Chapitre III
Avril 1848 en Puisaye

Nous sommes le 18 avril 1848, un soleil timide pointe son nez à travers quelques nuages, la nuit dernière fut fraiche et humide. Dans le parc du château de Bléneau les habitants du village s'étaient rassemblés sur l'invitation du maitre des lieux. En bas des marches un immense buffet exposait victuailles et bouteilles de vin destinés à être servis à l'occasion de l'anniversaire d'Alexandre Dethou, conseiller général du canton
" Bonjour à tous et merci d'avoir accepté mon invitation en ce jour de mon vingt neuvième anniversaire. J'ai la joie d'annoncer également parmi vous la présence de mon ami Victor Considerant, avec qui je partage les idées Phalanstériennes  "
S'en suivit une brève salve d'applaudissement
" J'ajoute que je me présente aux élections municipales et, sous le drapeau socialiste, qui se tiendront en juin prochain.

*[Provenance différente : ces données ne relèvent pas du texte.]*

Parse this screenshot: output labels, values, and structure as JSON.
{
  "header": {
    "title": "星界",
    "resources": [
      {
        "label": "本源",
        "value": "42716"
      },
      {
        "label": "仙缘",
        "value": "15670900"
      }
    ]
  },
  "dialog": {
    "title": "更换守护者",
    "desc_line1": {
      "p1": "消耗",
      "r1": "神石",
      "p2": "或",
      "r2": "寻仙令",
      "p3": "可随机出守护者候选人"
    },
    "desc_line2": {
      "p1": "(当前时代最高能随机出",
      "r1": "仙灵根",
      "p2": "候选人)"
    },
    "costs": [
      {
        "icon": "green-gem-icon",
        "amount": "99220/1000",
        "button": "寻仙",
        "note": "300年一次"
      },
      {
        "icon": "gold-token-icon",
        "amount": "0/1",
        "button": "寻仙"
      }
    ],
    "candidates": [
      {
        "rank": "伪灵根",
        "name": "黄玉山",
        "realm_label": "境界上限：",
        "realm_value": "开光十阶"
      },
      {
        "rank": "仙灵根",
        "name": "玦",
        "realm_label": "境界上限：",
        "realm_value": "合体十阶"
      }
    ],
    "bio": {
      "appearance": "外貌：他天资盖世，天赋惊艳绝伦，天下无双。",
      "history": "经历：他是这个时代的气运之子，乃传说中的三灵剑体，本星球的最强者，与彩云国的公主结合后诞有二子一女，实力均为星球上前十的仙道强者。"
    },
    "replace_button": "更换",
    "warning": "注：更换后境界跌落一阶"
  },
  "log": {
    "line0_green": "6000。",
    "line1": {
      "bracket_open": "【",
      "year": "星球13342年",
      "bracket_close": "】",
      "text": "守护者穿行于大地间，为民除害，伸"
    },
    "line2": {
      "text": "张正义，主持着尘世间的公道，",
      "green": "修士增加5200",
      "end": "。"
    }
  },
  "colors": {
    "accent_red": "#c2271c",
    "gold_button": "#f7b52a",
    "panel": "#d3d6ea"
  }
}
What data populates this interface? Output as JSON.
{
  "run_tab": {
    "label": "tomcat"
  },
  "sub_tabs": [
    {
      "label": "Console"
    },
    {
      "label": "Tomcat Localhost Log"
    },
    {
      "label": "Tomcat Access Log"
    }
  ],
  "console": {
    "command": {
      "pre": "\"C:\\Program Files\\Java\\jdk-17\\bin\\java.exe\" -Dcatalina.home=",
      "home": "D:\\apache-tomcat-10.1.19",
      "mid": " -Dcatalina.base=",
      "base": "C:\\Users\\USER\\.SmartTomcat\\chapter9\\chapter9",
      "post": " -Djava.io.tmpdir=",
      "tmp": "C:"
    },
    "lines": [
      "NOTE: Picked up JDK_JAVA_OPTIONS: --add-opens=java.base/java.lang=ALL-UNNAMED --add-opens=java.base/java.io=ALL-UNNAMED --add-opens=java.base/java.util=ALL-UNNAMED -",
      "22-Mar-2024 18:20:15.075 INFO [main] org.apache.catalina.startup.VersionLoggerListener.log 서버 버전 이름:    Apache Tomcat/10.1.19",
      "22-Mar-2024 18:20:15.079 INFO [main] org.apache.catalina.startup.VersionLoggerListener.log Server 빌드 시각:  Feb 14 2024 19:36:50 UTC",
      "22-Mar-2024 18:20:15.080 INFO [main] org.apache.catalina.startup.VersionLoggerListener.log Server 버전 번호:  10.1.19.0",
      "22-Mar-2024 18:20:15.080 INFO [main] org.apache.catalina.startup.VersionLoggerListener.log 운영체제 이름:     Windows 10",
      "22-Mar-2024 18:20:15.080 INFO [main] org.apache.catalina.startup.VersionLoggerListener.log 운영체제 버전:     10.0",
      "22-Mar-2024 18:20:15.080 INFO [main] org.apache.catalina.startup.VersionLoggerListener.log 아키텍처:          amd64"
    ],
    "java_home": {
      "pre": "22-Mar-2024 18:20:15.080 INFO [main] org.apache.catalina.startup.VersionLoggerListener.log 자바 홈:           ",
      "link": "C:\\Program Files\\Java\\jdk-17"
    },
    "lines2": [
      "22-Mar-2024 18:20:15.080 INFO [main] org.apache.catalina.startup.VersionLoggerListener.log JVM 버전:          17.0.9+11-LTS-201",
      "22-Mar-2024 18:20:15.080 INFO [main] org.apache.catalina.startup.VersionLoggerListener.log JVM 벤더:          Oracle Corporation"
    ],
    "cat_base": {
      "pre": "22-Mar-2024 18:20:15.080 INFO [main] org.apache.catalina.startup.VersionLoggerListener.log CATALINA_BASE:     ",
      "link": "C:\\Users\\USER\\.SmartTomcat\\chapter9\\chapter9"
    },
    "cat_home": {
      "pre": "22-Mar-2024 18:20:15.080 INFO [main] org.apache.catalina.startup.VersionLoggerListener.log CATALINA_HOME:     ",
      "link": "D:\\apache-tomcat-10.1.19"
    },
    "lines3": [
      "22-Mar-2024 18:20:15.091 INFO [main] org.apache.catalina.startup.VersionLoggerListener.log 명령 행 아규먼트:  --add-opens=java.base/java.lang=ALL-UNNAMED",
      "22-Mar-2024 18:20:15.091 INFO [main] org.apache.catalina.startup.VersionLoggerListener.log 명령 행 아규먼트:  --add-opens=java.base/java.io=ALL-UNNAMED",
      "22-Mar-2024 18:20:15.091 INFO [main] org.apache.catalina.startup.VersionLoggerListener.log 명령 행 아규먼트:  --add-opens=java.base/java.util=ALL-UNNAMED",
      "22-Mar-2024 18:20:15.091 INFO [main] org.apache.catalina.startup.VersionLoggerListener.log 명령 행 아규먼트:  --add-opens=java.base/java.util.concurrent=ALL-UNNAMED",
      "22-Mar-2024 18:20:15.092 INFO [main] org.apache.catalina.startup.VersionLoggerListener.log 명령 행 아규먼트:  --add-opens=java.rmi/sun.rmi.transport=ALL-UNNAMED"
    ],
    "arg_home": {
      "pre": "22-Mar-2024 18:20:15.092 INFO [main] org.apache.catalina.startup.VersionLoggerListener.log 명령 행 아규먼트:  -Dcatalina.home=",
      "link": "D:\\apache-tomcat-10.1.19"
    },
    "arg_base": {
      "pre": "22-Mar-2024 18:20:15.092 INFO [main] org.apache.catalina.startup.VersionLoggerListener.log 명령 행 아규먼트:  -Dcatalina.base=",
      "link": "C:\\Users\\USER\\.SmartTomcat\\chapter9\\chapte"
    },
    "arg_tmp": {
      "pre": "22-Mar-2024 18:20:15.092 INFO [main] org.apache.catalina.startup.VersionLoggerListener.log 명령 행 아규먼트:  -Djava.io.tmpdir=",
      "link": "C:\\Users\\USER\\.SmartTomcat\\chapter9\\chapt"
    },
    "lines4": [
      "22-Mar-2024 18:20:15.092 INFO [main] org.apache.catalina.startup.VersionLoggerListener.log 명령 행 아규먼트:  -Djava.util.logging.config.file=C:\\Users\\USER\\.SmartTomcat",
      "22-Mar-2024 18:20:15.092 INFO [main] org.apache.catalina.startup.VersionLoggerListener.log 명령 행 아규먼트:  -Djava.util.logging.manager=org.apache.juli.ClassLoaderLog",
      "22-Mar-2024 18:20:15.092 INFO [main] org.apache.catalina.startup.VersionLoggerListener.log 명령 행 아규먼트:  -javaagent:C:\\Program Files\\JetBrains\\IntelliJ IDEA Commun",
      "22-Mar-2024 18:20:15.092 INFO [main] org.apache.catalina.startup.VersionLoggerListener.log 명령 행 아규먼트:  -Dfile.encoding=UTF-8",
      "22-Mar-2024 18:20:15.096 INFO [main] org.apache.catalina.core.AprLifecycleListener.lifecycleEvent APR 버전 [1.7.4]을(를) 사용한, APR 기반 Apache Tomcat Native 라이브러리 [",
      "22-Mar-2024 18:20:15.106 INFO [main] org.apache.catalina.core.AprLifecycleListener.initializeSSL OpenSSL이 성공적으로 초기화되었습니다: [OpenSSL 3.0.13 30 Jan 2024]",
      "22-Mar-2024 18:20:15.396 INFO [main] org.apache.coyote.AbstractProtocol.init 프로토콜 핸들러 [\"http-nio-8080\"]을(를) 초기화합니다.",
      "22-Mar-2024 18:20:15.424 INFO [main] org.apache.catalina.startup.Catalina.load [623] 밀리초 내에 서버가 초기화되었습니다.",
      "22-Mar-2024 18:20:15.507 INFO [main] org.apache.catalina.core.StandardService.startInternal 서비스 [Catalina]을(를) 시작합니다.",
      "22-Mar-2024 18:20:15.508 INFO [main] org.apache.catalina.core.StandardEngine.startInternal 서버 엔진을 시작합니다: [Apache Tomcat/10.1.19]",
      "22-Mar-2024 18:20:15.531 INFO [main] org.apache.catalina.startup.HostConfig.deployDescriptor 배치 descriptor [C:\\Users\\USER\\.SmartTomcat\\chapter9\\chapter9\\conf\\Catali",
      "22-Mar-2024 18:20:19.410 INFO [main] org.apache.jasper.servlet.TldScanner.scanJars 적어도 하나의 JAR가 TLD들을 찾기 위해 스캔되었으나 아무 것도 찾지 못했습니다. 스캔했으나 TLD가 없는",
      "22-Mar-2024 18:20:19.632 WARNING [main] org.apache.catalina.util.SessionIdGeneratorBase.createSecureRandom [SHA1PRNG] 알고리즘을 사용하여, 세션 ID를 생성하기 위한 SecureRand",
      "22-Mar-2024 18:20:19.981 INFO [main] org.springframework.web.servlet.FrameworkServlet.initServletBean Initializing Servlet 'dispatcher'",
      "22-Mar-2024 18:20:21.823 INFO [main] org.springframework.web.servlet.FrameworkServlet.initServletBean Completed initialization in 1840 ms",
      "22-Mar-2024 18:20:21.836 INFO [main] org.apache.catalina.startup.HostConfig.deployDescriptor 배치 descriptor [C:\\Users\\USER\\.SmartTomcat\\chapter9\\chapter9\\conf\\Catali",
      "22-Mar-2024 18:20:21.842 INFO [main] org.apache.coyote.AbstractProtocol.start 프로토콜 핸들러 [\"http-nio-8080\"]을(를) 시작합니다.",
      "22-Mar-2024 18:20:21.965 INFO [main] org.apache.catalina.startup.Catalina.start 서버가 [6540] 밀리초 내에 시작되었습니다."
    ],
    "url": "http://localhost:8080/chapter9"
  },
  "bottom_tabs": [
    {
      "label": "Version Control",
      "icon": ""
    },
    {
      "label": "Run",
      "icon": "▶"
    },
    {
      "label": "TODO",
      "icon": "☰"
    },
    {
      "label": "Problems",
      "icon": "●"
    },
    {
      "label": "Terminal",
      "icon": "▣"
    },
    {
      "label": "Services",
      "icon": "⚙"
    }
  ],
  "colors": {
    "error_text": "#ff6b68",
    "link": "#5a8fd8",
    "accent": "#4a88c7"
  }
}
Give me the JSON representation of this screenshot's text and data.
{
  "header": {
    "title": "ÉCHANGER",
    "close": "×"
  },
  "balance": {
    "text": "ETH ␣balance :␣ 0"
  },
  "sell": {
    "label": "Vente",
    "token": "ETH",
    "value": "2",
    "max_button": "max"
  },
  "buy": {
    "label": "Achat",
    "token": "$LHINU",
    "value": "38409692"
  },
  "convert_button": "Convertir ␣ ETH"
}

Je compte sur vous tous pour participer à ce scrutin, puisque désormais tout homme de plus de vingt et un an peut voter, tel en a décidé le gouvernement provisoire.
- Bravo Alexandre, je suis sûr que tu seras élu, intervient une voix parmi la foule. "
Reconnaissant la voix de son ami, Considerant :
" Viens à mes cotés, Victor, je crois que tu as une déclaration à faire.
En quelque pas, un homme habillé tout en noir, les cheveux longs, peignés en arrière lui dégageant un large front aux sourcils épais avec une épaisse moustache tombante des deux cotés des joues, vint se mettre au coté d'Alexandre.
- je n'ai pas grand-chose à dire, je m'appelle Victor Considerant, sans doute que dans cette assemblée, personne me connait, n'étant pas de la région. Si le suffrage universel à été décrété, je déplore qu'il soit réservé uniquement aux hommes. Les femmes ont, elles aussi, le droit de voter. Mais peut être que ce n'est pas le moment . En tous les cas, il faut féliciter le gouvernement provisoire d'avoir supprimé l'interdiction des rassemblements politiques. Nous allons pouvoir organiser des conférences sur nos objectifs une fois élu. Moi aussi je me présente aux élections de juin pour représenter la ville de Montargis. Sur ce, je redonne la parole à mon ami Alexandre.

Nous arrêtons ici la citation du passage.